Margins can often be made up of revenue streams from across various different sources and determined by a handful of different factors.
Consequently, it can be all but impossible to know at a glance exactly what’s driving increases or decreases in your profits. This is where a margin impact analysis comes in.
Put simply, a margin impact analysis helps you to look at each of these variables and assess which areas are bringing in the most profit. With this information, it becomes exponentially easier to decide where to focus your time, money, and resources. Here we take a closer look at how to conduct a useful analysis.
Margin impact can be identified by comparing current profit margin to a future state after making a change.
A simplified example could be as follows. If a business decides to change product volume, they would first need to calculate the new total costs. From here, subtract this from the current selling price to find the new percentage of profits after the increase (or decrease) in costs. The difference between this and the current profit indicates the margin impact.
Margin Impact Analysis Best Practice: Recognize & Isolate Variables
As stated above, margins are determined by a mix of factors. These range from your prices and products to the location they are sold in. During margin analysis, it’s crucial to isolate each factor – and this is done by keeping the remaining factor the same. For instance, changing the price of the same products sold in the same area lets you identify how much of an impact price and volume has.

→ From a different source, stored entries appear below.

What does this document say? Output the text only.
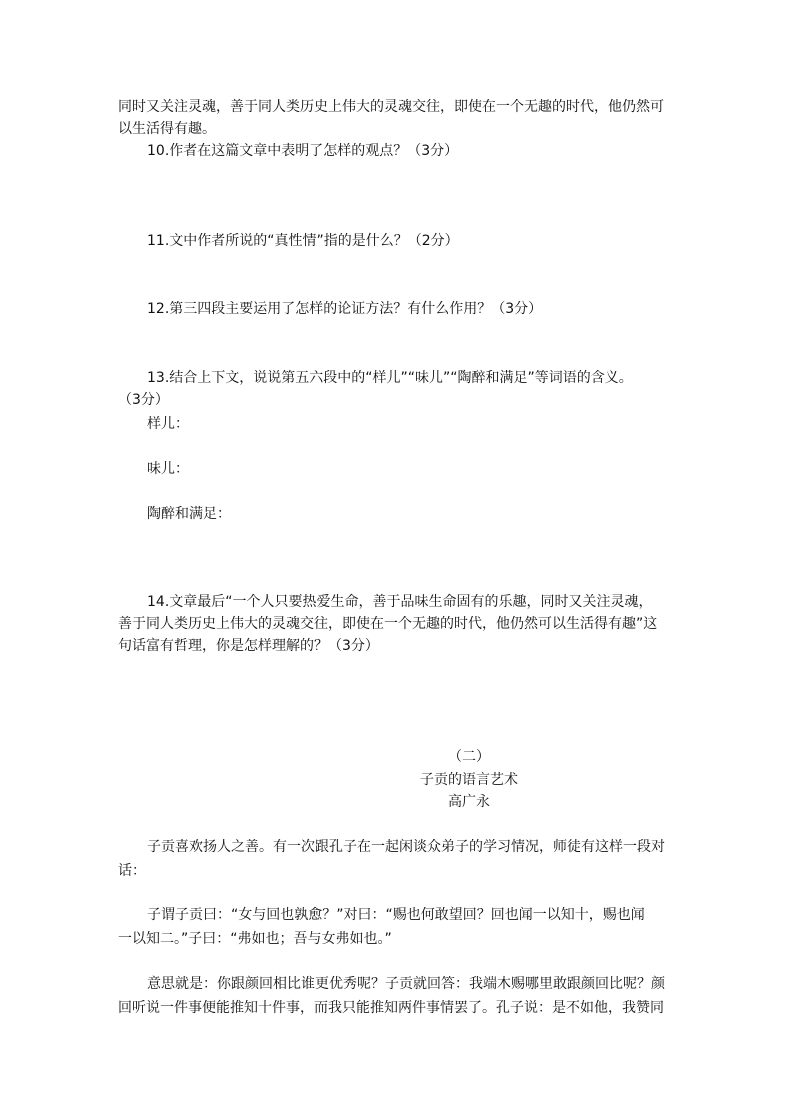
同时又关注灵魂，善于同人类历史上伟大的灵魂交往，即使在一个无趣的时代，他仍然可
以生活得有趣。
10.作者在这篇文章中表明了怎样的观点？（3分）
11.文中作者所说的“真性情”指的是什么？（2分）
12.第三四段主要运用了怎样的论证方法？有什么作用？（3分）
13.结合上下文，说说第五六段中的“样儿”“味儿”“陶醉和满足”等词语的含义。
（3分）
样儿：
味儿：
陶醉和满足：
14.文章最后“一个人只要热爱生命，善于品味生命固有的乐趣，同时又关注灵魂，
善于同人类历史上伟大的灵魂交往，即使在一个无趣的时代，他仍然可以生活得有趣”这
句话富有哲理，你是怎样理解的？（3分）
（二）
子贡的语言艺术
高广永
子贡喜欢扬人之善。有一次跟孔子在一起闲谈众弟子的学习情况，师徒有这样一段对
话：
子谓子贡曰：“女与回也孰愈？”对曰：“赐也何敢望回？回也闻一以知十，赐也闻
一以知二。”子曰：“弗如也；吾与女弗如也。”
意思就是：你跟颜回相比谁更优秀呢？子贡就回答：我端木赐哪里敢跟颜回比呢？颜
回听说一件事便能推知十件事，而我只能推知两件事情罢了。孔子说：是不如他，我赞同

What are the variables you should understand in depth?
Price & Sales Volume
There is no guarantee that selling a higher volume of product will lead to more profit. Once the cost of goods sold is covered, selling more doesn’t typically lead to an increase in sales dollars left over. Selling more products above cost, however, is one of the most straightforward ways to increase margins. Understanding the impact of this price increase comes down to gross profits; by analyzing gross margins quarter over quarter, it’s easier to see how much additional profit has been earned off the back of a price increase.
Depending on the size of your company, you might have outlets in different locations. Each location might have a target audience with different needs and different buying behavior, and different sales methods to adapt to different behaviors and other variables. A margin impact analysis will help you identify how your locations are performing, and which other variables can affect the performance of each location. It will also help you identify which of the locations has the best sales methods that might also be effective in your other locations.
Sales Channel Mix
Any business is likely to have different sales channels that a margin analysis should consider. Even a boutique store might make sales from footfall and online orders. The same store might also attend events and even have a market stall to sell their goods. Regardless, each sales channel is likely to have different costs and other factors that will have an effect on your overall profits.
Each channel is likely to have various impacts on your overall profit other than the margin each product is sold at. For example, the cost of renting a market stall might reduce margins, but it could also improve awareness of your products and brand, helping to increase profits overall. With a margin impact analysis, you will get a better understanding of how each channel affects your business.
Some products will have higher or lower margins than others. Some that have low margins can still be the most profitable product for a company if they’re sold in high numbers, while some of those with the highest margins will have a relatively small impact on overall profits. A margin impact analysis will help you understand how different product mixes will affect your overall profits. It can also give you valuable information that will help you formulate promotions involving different products to help you maximize profits.